For an accounting ledger, that might include related but unnecessary files such as a chart of accounts CSV, reimbursement policy, trial balance, or fund accounting notes. That mirrors real retrieval systems, which often bring in documents that are loosely related but not directly needed.
When the researchers removed distractors and gave the model only the essential documents, scores generally improved.
Again, that’s not surprising. LLMs struggle with context distraction. If your retrieval system pulls in irrelevant chunks, your agent has more chances to latch onto the wrong detail or waste attention on noise.
What this means for RAG and long-running agents
A lot of AI systems quietly create their own failure conditions through sloppy context handling.
If you’re using retrieval-augmented generation, poor recall and noisy retrieval can make delegated editing much less reliable. If the model receives extra context that doesn’t matter, or misses the one chunk that does, the odds of corruption go up.
That means practical retrieval discipline matters:
- Use re-ranking to sort the best evidence to the top.
- Apply thresholds so weak matches don’t enter the context at all.
- Keep the active context narrow and task-specific.
- Hand off between sessions or windows carefully instead of dragging the whole history forever.
I also think isolated sub-agents are useful for large-document processing. If a document is huge, breaking the task into smaller bounded contexts can reduce confusion. Many modern SDKs and harness patterns already support that style of architecture.
The main point is simple: if the context window becomes a junk drawer, document quality suffers.
Why human review is still necessary
Microsoft’s threshold for delegated readiness was 98% after 20 interactions. I think that’s a sensible minimum, and current systems generally aren’t there outside narrow structured domains.
Until your system can prove that level of performance in the exact workflow you care about, you still need human-in-the-loop review.
That doesn’t mean a human has to inspect every token manually. It means your system should include approval gates where mistakes are most costly.
For document workflows, one of the best interfaces you can offer is a diff view. Show the original document beside the edited result. Highlight exactly what changed. If the model made a tiny accidental alteration in a clause, value, date, or reference number, a diff makes that visible immediately.
This is another reason surgical editing helps. It makes changes explicit. It is much easier to review a narrow patch than to compare two long regenerated files and hope nothing subtle slipped through.
The practical takeaway for builders
If I compress the whole paper into one operational lesson, it’s this: current LLMs are poor delegates for long-running document editing unless the harness does a lot of safety work for them.
The benchmark proves that raw full-document regeneration is unreliable. It also shows that giving a model generic tools is not enough. What matters is the structure of the harness and the allowed editing pattern.
The pieces I’d prioritize are:
- An edit or multi-edit tool that applies small validated patches instead of rewriting whole files.
- An opinionated harness that enforces read-before-edit and other workflow rules.
- Strict matching checks so failed edits are rejected rather than silently applied.
- Tight context management so long interactions and distractor documents don’t rot the task.

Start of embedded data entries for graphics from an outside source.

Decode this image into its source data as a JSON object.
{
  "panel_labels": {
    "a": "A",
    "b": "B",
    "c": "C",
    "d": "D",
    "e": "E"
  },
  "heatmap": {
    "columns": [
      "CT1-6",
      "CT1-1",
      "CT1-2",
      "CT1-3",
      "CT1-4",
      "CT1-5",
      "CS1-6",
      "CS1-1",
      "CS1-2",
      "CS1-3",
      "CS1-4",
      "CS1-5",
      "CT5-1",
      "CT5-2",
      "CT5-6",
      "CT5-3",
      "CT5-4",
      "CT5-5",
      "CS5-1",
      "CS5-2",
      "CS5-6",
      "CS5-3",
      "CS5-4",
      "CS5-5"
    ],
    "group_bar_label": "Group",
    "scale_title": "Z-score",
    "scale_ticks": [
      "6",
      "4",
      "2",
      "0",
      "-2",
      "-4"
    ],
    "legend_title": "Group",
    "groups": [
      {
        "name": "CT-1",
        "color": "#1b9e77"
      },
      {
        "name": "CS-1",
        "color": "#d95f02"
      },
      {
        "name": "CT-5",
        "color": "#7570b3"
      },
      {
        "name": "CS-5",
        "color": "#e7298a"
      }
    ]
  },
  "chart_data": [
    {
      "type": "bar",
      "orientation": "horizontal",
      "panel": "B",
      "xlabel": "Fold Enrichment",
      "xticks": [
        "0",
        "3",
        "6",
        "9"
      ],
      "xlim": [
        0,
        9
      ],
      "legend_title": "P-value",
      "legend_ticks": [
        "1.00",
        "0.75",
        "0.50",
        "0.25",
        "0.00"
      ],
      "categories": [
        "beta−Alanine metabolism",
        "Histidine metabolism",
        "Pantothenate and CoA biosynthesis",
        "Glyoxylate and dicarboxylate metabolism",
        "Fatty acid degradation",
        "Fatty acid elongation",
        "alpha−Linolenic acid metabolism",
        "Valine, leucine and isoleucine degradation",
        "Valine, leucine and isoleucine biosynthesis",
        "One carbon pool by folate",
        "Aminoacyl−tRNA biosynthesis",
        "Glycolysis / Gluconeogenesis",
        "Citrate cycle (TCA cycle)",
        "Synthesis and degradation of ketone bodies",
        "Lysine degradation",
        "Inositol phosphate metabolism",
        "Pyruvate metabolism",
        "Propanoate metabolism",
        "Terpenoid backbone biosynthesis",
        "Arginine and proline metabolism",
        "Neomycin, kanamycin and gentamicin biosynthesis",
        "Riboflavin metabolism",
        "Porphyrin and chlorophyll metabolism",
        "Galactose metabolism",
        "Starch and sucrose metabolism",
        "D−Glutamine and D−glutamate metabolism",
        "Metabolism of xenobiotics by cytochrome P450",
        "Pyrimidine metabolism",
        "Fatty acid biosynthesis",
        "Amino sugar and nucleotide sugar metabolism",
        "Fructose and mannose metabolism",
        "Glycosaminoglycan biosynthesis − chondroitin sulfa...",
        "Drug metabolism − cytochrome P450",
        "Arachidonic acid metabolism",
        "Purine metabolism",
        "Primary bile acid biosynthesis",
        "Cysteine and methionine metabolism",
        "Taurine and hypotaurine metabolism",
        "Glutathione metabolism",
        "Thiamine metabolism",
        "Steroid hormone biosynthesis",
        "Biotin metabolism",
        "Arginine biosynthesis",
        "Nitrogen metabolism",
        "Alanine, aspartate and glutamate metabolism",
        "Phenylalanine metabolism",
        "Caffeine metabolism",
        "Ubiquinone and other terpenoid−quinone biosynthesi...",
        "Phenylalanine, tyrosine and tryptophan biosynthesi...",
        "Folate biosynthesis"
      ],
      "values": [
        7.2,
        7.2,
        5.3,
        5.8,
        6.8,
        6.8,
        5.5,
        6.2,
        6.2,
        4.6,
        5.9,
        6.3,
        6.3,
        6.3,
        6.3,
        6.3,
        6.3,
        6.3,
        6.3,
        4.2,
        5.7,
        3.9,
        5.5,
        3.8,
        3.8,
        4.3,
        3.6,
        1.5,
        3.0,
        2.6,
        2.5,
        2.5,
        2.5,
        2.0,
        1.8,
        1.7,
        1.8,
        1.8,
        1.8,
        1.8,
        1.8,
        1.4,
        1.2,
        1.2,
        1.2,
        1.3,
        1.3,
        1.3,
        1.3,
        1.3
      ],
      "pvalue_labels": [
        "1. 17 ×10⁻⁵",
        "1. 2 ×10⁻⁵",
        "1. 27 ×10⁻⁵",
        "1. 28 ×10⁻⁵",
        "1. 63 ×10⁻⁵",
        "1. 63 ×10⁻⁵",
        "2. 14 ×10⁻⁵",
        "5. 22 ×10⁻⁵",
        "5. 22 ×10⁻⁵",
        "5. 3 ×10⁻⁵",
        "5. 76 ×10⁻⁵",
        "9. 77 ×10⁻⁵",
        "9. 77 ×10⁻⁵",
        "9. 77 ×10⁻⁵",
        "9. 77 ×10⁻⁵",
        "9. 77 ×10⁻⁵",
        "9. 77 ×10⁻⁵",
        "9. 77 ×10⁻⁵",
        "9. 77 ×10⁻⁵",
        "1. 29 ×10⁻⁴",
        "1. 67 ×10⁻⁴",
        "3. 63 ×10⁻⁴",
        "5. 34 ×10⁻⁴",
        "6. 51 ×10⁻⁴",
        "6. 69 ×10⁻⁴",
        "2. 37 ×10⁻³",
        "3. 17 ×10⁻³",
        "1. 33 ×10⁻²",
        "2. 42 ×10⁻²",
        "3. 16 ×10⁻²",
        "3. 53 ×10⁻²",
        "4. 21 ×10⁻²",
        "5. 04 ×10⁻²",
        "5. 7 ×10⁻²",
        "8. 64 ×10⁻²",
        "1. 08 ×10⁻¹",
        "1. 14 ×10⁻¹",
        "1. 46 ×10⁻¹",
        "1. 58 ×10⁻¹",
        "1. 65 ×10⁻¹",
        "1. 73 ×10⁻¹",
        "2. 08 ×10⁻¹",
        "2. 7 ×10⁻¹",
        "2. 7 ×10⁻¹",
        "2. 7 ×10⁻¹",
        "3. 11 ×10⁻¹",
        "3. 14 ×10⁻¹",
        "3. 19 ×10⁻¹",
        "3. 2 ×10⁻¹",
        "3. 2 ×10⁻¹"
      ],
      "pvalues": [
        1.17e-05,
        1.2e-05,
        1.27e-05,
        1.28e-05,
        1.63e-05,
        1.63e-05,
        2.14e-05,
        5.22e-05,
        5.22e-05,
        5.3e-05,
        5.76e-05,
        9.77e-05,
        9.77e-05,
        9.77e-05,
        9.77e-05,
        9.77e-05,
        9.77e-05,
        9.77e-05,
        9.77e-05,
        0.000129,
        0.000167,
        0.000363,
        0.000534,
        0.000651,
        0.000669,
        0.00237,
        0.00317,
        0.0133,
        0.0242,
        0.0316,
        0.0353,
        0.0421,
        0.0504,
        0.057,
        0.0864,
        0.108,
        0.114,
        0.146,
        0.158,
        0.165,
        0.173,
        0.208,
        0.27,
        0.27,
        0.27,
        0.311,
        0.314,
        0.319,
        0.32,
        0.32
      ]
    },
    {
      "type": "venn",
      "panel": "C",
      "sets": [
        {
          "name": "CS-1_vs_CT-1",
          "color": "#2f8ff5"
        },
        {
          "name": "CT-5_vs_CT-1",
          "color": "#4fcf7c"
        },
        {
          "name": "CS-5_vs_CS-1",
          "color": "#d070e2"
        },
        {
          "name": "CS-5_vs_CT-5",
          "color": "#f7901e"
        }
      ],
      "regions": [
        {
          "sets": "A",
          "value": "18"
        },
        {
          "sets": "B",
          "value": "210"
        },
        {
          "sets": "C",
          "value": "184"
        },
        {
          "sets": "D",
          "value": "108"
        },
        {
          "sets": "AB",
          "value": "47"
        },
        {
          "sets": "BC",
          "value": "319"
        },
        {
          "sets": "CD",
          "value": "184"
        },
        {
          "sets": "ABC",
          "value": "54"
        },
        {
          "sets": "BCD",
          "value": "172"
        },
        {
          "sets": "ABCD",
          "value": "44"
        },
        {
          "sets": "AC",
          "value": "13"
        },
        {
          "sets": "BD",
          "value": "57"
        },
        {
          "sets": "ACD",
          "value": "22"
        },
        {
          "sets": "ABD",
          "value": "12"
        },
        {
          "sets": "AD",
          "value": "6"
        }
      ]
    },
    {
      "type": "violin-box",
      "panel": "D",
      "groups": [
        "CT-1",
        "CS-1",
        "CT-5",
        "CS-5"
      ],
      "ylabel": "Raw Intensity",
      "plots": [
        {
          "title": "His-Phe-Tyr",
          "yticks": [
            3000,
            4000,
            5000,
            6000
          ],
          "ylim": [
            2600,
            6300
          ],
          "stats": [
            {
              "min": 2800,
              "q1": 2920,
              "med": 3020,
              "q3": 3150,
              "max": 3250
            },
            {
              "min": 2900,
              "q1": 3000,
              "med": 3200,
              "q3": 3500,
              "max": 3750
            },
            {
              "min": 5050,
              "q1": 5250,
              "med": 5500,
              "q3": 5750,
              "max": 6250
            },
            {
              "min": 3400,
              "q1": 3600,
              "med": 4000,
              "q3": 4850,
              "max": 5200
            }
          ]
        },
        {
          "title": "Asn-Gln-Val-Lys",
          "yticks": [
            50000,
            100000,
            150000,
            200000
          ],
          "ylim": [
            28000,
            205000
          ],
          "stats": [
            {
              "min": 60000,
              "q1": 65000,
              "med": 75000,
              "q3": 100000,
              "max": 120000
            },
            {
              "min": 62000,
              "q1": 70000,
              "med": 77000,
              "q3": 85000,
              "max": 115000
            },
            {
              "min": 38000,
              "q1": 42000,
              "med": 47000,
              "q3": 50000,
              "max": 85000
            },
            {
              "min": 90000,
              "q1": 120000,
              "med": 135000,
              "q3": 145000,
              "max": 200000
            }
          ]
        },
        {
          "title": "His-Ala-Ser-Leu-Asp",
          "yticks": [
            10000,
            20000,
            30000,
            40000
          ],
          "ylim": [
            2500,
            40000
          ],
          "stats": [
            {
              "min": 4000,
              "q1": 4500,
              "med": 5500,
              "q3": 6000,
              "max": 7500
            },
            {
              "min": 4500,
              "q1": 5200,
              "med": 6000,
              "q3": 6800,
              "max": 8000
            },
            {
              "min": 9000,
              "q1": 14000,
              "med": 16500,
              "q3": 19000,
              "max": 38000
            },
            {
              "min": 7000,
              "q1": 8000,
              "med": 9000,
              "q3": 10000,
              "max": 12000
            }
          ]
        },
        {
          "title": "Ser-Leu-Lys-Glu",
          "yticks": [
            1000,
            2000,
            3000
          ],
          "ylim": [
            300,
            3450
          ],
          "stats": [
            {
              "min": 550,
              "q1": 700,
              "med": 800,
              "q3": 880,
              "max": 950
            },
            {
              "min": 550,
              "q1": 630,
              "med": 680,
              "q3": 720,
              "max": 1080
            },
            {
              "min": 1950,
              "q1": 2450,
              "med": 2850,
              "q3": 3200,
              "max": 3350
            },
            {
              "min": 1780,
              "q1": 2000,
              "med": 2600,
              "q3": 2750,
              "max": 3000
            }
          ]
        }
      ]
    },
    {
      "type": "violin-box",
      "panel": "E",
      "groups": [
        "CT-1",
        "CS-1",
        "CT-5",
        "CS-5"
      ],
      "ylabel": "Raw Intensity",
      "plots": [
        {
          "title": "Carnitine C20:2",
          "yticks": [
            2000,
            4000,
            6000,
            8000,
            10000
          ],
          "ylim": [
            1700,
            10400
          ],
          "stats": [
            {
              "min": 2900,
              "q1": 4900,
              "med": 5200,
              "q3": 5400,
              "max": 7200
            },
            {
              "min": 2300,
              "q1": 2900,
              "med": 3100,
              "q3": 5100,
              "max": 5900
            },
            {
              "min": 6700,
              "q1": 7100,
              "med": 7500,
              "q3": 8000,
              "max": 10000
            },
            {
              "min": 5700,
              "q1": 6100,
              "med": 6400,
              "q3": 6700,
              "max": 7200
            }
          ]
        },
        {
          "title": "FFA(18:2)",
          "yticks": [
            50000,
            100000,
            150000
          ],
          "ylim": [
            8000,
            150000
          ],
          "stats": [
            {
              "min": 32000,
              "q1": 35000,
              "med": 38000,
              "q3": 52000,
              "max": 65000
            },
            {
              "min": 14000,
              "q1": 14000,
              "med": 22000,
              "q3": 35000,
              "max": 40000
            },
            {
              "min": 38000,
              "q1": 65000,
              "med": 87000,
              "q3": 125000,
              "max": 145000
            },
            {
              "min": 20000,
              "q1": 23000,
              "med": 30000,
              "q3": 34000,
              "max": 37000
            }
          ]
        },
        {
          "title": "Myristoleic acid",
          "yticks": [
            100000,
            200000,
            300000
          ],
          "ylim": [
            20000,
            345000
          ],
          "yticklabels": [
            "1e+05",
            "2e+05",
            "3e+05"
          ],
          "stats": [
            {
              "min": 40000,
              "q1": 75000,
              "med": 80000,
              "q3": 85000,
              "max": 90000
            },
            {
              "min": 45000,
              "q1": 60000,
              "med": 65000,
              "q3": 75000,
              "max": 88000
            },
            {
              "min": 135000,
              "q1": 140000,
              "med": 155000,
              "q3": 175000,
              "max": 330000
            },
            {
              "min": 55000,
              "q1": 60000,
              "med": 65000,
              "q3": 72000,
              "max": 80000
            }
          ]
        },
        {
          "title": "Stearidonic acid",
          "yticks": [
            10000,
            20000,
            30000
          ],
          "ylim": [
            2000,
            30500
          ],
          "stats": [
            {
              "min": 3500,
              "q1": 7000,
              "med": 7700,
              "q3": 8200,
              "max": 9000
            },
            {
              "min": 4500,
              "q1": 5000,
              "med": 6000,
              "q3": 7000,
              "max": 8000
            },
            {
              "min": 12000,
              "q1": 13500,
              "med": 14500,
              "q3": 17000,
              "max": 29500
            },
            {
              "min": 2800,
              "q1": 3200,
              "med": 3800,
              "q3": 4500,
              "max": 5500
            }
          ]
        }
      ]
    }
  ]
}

- Human approval gates for any workflow where accuracy must stay extremely high.
That reframes the Microsoft result in a useful way.
I don’t read it as “document agents don’t work.” I read it as “document agents fail if you let the model behave like a free-form text generator instead of constraining it like a careful editor.”
That distinction matters a lot.
Because if you are building AI systems for real business workflows, the difference between rewrite and patch, between generic and opinionated, and between hidden corruption and visible failure is the difference between a neat demo and something you can actually trust.